One possible more radical strategy for supporting far more validators is to turn signature aggregation into a more specialized role (similar to block builders in PBS), where we expect specialized actors to be persistently in many subnets each (or even all subnets) and do a good job of gathering signatures. These actors could be paid, or this could be a volunteer role (as the additional cost is very low for users who are staking many validators already).

A simple protocol for this is to allow validators to sign a ProposedAggregate message containing (i) an aggregate signature, (ii) a bitfield of who participated (only 16 kB assuming 131,072 validators) and (iii) a signature over these two objects signed by the aggregator.

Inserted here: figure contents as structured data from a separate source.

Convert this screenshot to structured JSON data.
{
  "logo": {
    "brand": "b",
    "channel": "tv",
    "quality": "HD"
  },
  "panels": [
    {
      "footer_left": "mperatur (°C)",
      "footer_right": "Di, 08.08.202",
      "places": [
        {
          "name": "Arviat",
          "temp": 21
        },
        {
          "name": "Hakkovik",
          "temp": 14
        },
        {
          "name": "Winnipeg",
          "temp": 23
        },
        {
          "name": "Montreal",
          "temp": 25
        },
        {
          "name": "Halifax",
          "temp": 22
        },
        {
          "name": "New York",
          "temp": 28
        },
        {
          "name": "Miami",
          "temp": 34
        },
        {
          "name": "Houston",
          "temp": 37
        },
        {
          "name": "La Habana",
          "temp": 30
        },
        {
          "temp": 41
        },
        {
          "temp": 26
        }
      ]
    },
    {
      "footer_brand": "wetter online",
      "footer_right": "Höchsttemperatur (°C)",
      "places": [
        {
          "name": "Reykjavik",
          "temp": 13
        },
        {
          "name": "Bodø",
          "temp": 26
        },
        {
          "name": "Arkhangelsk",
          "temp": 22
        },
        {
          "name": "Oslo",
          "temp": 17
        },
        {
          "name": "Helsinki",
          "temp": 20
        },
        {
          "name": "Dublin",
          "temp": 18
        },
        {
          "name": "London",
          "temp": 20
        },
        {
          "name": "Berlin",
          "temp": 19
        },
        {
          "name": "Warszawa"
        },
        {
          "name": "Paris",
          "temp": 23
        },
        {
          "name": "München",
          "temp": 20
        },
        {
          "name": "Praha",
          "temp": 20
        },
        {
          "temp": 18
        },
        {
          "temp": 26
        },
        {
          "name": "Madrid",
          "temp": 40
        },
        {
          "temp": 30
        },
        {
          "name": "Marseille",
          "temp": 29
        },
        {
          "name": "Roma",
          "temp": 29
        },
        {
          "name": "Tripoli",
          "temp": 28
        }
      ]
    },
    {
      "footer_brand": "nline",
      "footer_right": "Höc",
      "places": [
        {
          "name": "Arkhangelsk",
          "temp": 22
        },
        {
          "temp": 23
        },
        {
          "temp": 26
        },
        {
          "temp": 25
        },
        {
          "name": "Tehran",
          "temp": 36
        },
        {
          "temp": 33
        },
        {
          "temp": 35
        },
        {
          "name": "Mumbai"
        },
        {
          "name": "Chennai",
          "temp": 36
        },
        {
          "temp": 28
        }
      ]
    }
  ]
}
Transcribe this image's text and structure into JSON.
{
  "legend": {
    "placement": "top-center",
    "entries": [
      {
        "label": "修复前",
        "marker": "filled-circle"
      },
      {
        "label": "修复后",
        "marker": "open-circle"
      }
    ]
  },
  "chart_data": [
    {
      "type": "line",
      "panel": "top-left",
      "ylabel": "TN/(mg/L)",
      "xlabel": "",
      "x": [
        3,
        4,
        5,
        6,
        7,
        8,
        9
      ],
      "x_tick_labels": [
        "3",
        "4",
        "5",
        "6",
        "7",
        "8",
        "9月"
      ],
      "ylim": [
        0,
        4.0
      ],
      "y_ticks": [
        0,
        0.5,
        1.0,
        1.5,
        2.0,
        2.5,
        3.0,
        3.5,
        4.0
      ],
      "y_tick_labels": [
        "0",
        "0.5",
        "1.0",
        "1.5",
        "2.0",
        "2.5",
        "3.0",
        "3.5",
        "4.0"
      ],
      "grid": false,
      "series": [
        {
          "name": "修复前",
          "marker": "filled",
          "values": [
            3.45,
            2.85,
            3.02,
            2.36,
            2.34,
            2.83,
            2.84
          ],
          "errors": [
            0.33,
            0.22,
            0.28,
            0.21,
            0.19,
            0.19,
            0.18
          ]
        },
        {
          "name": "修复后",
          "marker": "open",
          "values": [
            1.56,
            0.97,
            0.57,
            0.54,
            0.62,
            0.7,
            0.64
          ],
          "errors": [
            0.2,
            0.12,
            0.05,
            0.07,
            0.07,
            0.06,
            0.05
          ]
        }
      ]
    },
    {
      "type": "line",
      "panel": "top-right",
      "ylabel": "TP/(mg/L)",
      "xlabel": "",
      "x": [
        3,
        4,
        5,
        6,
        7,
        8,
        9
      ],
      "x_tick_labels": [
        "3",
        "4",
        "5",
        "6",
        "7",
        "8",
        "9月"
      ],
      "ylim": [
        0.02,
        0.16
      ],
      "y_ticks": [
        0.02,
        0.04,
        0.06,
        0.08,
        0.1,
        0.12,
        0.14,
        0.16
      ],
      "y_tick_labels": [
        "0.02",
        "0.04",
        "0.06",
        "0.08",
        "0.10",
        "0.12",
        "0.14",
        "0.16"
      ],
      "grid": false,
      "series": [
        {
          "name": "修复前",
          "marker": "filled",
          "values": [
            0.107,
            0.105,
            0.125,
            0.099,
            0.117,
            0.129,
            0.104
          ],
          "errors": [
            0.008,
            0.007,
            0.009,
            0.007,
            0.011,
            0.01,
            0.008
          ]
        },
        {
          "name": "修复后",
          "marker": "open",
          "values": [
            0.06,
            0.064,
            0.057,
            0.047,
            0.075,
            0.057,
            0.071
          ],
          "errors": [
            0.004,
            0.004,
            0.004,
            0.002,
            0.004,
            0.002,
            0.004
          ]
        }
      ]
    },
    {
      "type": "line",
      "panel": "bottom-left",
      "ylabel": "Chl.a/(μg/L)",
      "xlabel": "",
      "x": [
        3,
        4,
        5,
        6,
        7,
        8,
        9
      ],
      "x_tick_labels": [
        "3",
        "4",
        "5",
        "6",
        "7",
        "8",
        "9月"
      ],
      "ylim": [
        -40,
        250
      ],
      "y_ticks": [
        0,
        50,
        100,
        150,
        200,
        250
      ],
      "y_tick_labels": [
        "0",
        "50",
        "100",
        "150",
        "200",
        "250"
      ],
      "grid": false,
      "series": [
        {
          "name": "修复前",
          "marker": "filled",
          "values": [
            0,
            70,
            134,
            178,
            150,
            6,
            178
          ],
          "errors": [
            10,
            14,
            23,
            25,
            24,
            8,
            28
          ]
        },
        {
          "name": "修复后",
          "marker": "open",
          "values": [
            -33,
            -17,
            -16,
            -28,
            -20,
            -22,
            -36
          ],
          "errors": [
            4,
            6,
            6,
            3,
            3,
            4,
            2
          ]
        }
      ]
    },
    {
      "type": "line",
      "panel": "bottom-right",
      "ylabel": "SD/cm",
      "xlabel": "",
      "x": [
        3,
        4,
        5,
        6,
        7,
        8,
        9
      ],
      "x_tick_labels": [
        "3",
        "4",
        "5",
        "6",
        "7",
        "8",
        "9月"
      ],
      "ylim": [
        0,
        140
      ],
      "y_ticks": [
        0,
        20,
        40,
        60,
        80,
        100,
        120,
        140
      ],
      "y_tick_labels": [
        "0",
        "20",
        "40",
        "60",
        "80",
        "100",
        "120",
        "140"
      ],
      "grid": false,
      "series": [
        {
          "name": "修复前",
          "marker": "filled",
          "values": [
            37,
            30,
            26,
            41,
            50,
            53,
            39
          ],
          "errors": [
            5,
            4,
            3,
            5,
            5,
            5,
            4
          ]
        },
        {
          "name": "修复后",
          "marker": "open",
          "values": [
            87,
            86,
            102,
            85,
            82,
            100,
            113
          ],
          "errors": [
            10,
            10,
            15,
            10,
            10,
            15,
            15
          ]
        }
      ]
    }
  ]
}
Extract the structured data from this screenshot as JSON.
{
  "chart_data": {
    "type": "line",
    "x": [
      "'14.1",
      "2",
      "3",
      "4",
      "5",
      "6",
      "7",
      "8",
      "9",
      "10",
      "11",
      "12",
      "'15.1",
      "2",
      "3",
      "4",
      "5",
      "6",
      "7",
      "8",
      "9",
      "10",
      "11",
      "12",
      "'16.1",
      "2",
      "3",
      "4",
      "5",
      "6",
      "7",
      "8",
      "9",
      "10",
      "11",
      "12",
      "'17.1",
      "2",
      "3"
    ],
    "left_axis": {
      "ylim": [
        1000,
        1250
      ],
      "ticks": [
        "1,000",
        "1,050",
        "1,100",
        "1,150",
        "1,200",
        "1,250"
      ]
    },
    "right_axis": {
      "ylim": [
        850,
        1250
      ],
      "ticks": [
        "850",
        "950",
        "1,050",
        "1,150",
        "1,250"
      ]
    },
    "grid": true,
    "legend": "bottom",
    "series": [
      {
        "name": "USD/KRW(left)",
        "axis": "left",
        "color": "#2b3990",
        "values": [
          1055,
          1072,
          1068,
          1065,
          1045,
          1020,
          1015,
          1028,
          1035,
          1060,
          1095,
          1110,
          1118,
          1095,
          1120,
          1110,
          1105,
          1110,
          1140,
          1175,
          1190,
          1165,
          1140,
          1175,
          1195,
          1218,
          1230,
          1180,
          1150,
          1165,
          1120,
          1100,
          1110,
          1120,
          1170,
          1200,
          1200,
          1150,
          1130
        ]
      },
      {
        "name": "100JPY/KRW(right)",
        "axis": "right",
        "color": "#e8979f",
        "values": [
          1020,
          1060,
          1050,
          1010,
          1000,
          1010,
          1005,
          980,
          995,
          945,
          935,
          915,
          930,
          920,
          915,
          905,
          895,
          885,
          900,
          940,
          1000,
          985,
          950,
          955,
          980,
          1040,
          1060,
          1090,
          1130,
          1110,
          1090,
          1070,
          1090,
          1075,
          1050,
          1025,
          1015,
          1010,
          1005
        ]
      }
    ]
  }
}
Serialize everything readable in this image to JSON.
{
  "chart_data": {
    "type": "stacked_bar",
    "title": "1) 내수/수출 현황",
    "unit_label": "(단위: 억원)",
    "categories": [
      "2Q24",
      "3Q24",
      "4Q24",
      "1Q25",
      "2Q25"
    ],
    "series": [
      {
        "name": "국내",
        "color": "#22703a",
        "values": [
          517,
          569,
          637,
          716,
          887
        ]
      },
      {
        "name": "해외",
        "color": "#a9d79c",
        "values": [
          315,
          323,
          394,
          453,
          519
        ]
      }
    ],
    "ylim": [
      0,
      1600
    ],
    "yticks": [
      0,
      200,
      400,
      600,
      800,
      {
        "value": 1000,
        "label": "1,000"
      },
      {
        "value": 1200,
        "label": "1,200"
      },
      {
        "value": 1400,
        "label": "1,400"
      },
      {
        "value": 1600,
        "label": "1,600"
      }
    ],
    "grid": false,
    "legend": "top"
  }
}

Proposers would listen for ProposedAggregate messages, and verify the signature with the highest participant count. If it is valid, they include it. If the signature is invalid, the proposer would lose up to ~130 milliseconds verifying it and they would move on to verify the second-highest-participation aggregate (and if needed the third-highest, etc), and the aggregator(s) of all invalid ProposedAggregate messages could be slashed.

How do we get there?

Moving to single-slot confirmations is a multi-year roadmap; even if implemented with a large amount of development effort starting soon, it would be one of the later big changes to be added to Ethereum, well after a complete rollout of proof of stake, sharding and Verkle trees. In general, the path to implementation would look roughly as follows:

  1. Step up work on optimizing attestation aggregation. This is an important problem anyway, as the validator count is expected to increase. We need a more dedicated research and development effort on this problem regardless of what we do for any of the other steps.
  2. Agree on general parameters: what size of super-committee are we targeting (or would the super-committee be the set of all active validators, and we implement some different mechanism for controlling how many active validators there can be)? What level of overhead are we comfortable with, and what techniques would we use to reduce overhead?
  3. Research, agree on and specify an ideal consensus and fork choice mechanism for single-slot finality. This would combine together a BFT consensus mechanism (either Casper FFG or something more traditional) and a fork choice rule, where the fork choice rule would only be relevant in the case where 13\ge \frac{1}{3} of validators are offline.
  4. Agree on and execute on an implementation path. This could be multi-step, where one step introduces the super-committee mechanism and then the next step adds the full new consensus and aggregation mechanism.

The benefits at the end would be very significant, and the technology could improve over time to achieve other benefits not described here (eg. using the increased maximum validator count to decrease the minimum deposit size). Hence, it’s worth starting deeper and more dedicated research and development on the technical challenges described in this post very soon.